When talking about advertising, television remains a powerful medium. However, the TV advertising industry is facing significant challenges and changes. Recently, a TV purchasing director from the Media Direction Group holding shared valuable insights about the current state of TV advertising. Let’s dive into these key points and their implications for advertisers, agencies, and TV channels.
The Price Conundrum
One of the burning questions in the industry is: When will TV advertising prices stop increasing? The answer, according to our expert, is straightforward yet complex. Prices will stabilize when demand stops growing. However, predicting demand has become increasingly difficult in today’s volatile market.
Remember the ominous forecasts of a 70% market drop? In reality, the decline was a mere 2%. This discrepancy highlights the unpredictability of the current landscape. As a result, all parties involved – sellers, advertisers, and agencies – need to adjust their strategies monthly to keep up with the rapidly changing environment.
The Inventory Squeeze
Another pressing issue is the shortage of advertising inventory. While the scarcity is significant, it’s not absolute. Most channels still have enough inventory to satisfy the needs of various media plans. However, an imbalance has emerged
- Long-term contracted inventory
- Free balance inventory sold at significantly higher prices
This imbalance creates a barrier for new and smaller advertisers, who find it challenging to compete with top advertisers on equal terms. This situation conflicts with Russian government guidelines aimed at fostering fair competition.

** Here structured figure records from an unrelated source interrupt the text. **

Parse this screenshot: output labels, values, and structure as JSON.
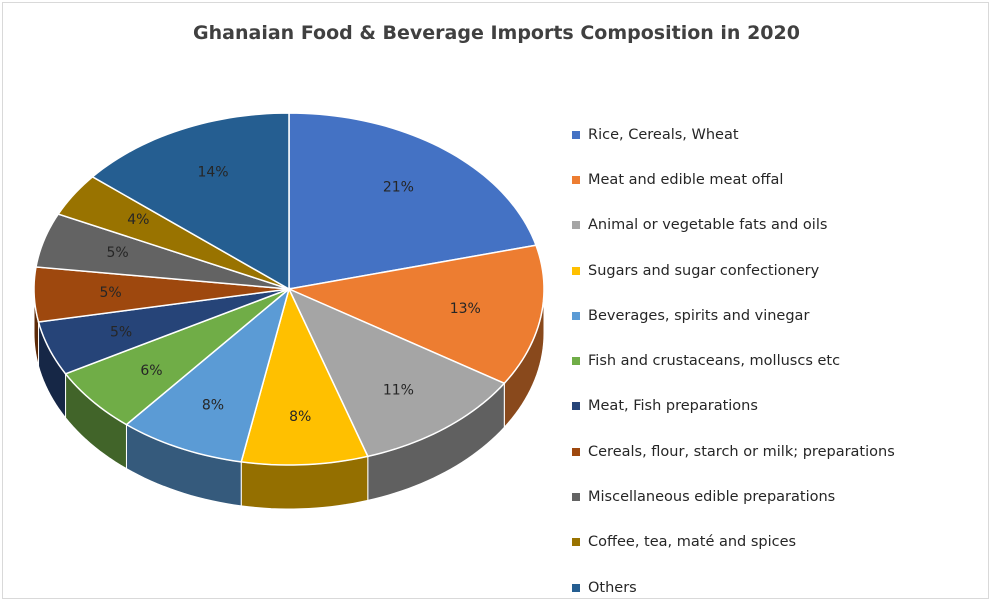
{
  "chart_data": {
    "type": "pie",
    "title": "Ghanaian Food & Beverage Imports Composition in 2020",
    "legend_position": "right",
    "style": "3d-pie",
    "slices": [
      {
        "label": "Rice, Cereals, Wheat",
        "value": 21,
        "display": "21%",
        "color": "#4472C4"
      },
      {
        "label": "Meat and edible meat offal",
        "value": 13,
        "display": "13%",
        "color": "#ED7D31"
      },
      {
        "label": "Animal or vegetable fats and oils",
        "value": 11,
        "display": "11%",
        "color": "#A5A5A5"
      },
      {
        "label": "Sugars and sugar confectionery",
        "value": 8,
        "display": "8%",
        "color": "#FFC000"
      },
      {
        "label": "Beverages, spirits and vinegar",
        "value": 8,
        "display": "8%",
        "color": "#5B9BD5"
      },
      {
        "label": "Fish and crustaceans, molluscs etc",
        "value": 6,
        "display": "6%",
        "color": "#70AD47"
      },
      {
        "label": "Meat, Fish preparations",
        "value": 5,
        "display": "5%",
        "color": "#264478"
      },
      {
        "label": "Cereals, flour, starch or milk; preparations",
        "value": 5,
        "display": "5%",
        "color": "#9E480E"
      },
      {
        "label": "Miscellaneous edible preparations",
        "value": 5,
        "display": "5%",
        "color": "#636363"
      },
      {
        "label": "Coffee, tea, maté and spices",
        "value": 4,
        "display": "4%",
        "color": "#997300"
      },
      {
        "label": "Others",
        "value": 14,
        "display": "14%",
        "color": "#255E91"
      }
    ]
  }
}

Time for a Terminology Overhaul?
Our expert raises an interesting point about the terminology used in TV advertising. The industry still relies heavily on terms like GRP (Gross Rating Points), which many young professionals under 30 struggle to explain.
In contrast, digital advertising metrics are more intuitive. Concepts like “campaign reach of 50 million people” or “buying 20 thousand contacts with a frequency of ten impressions per user” are easily understood. But what does “a thousand ratings” really mean in practical terms?
This outdated terminology sets television apart from other media and poses a significant obstacle to integrating TV advertising with the digital environment. It’s a call to action for the industry to modernize its language and metrics to align with the digital age.
Implications for the Future
These insights paint a picture of an industry in flux. Here are some key takeaways:
- Flexibility is crucial: Advertisers and agencies need to be prepared to adjust their strategies frequently.
- Bridging the gap: There’s a need to create more opportunities for smaller advertisers to access TV advertising.
- Modernization is key: The industry should consider adopting more universally understood metrics to facilitate integration with digital advertising.
- Adaptability will win: Those who can quickly adapt to changing market conditions and embrace new ways of thinking about TV advertising will likely come out on top.
The TV advertising landscape is evolving rapidly. While challenges exist, they also present opportunities for innovation and growth. By addressing issues like pricing volatility, inventory shortages, and outdated terminology, the industry can pave the way for a more inclusive, flexible, and integrated future of TV advertising.
As we move forward, it will be crucial for all stakeholders – advertisers, agencies, and TV channels – to collaborate and adapt. Only then can we ensure that TV advertising continues to be a valuable and effective medium in our increasingly digital world.